Unfortunately for Cey and Schmidt, the rookie card-mustache barrier wouldn't be broken for another two years.

Anonymous said...

My card collecting days were the early 80s and I wound up with a complete set one year, they very very hard way.

Lee May was the card everybody in the neighborhood was looking for and one week they all started showing up in pack after pack.

I have a series of rookie cards in a plastic sheet (Ripken, Clemens, Boggs, Gwynn) that I haven't a clue what I'm ever going to do with. I suppose if I framed the best ones and hung them up it would make a nice piece of decor.

Anonymous said...

BR lists Danny Ainge as one of Hilton's most similar. I wonder what kind of basketball player Hilton was.

Luke said...

Awesome!
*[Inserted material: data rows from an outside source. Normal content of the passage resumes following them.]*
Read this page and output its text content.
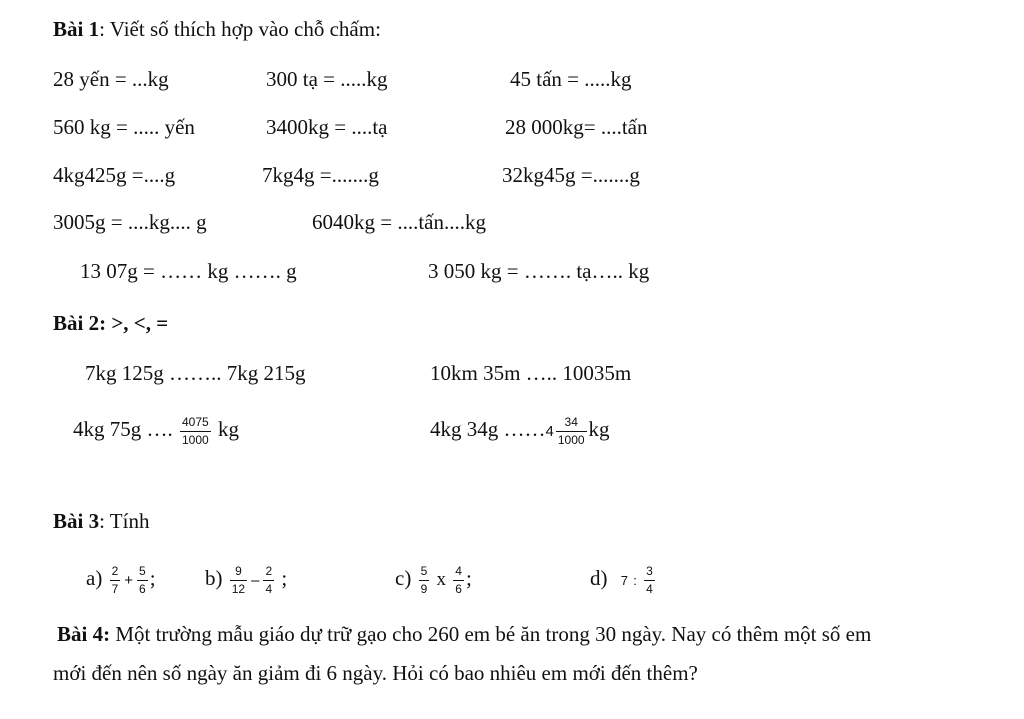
Bài 1: Viết số thích hợp vào chỗ chấm:
28 yến = ...kg	300 tạ = .....kg	45 tấn = .....kg
560 kg = ..... yến	3400kg = ....tạ	28 000kg= ....tấn
4kg425g =....g	7kg4g =.......g	32kg45g =.......g
3005g = ....kg.... g	6040kg = ....tấn....kg
13 07g = …… kg ……. g	3 050 kg = ……. tạ….. kg
Bài 2: >, <, =
7kg 125g …….. 7kg 215g	10km 35m ….. 10035m
4kg 75g …. $\frac{4075}{1000}$ kg	4kg 34g ……4 $\frac{34}{1000}$ kg
Bài 3: Tính
$a) \frac{2}{7} + \frac{5}{6}$ ; $b) \frac{9}{12} - \frac{2}{4}$ ;	$c) \frac{5}{9}$ x $\frac{4}{6}$ ;	d) 7 : $\frac{3}{4}$
Bài 4: Một trường mẫu giáo dự trữ gạo cho 260 em bé ăn trong 30 ngày. Nay có thêm một số em
mới đến nên số ngày ăn giảm đi 6 ngày. Hỏi có bao nhiêu em mới đến thêm?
Now, that's a Christmas present...

Too bad my birth year is 1975 with those gawd-awful full and mini cards...YIKES!

Shyster, I told you we were a lot alike...up until the strike in 94, I had tens of thousands of baseball cards, always pegged as my "college fund", not that I would've ever sold them...

Still have them, they're still sitting in my old closet at my mom's house...I'd love to have them back someday...

Chester Voltaire said...

Best X-mas Day blog post I've read anywhere.

Craig Calcaterra said...

Thanks Dayn!

Anonymous said...

Speedscript? The Commodore 64? Oh, gosh, I have similar lists/catalogs typed up and wasting away on 5 1/4" floppies somewhere. Maybe a few dot-matrix print outs. I don't know why the computer evoked more memories than the cards -- maybe since I didn't get my first packs till '77.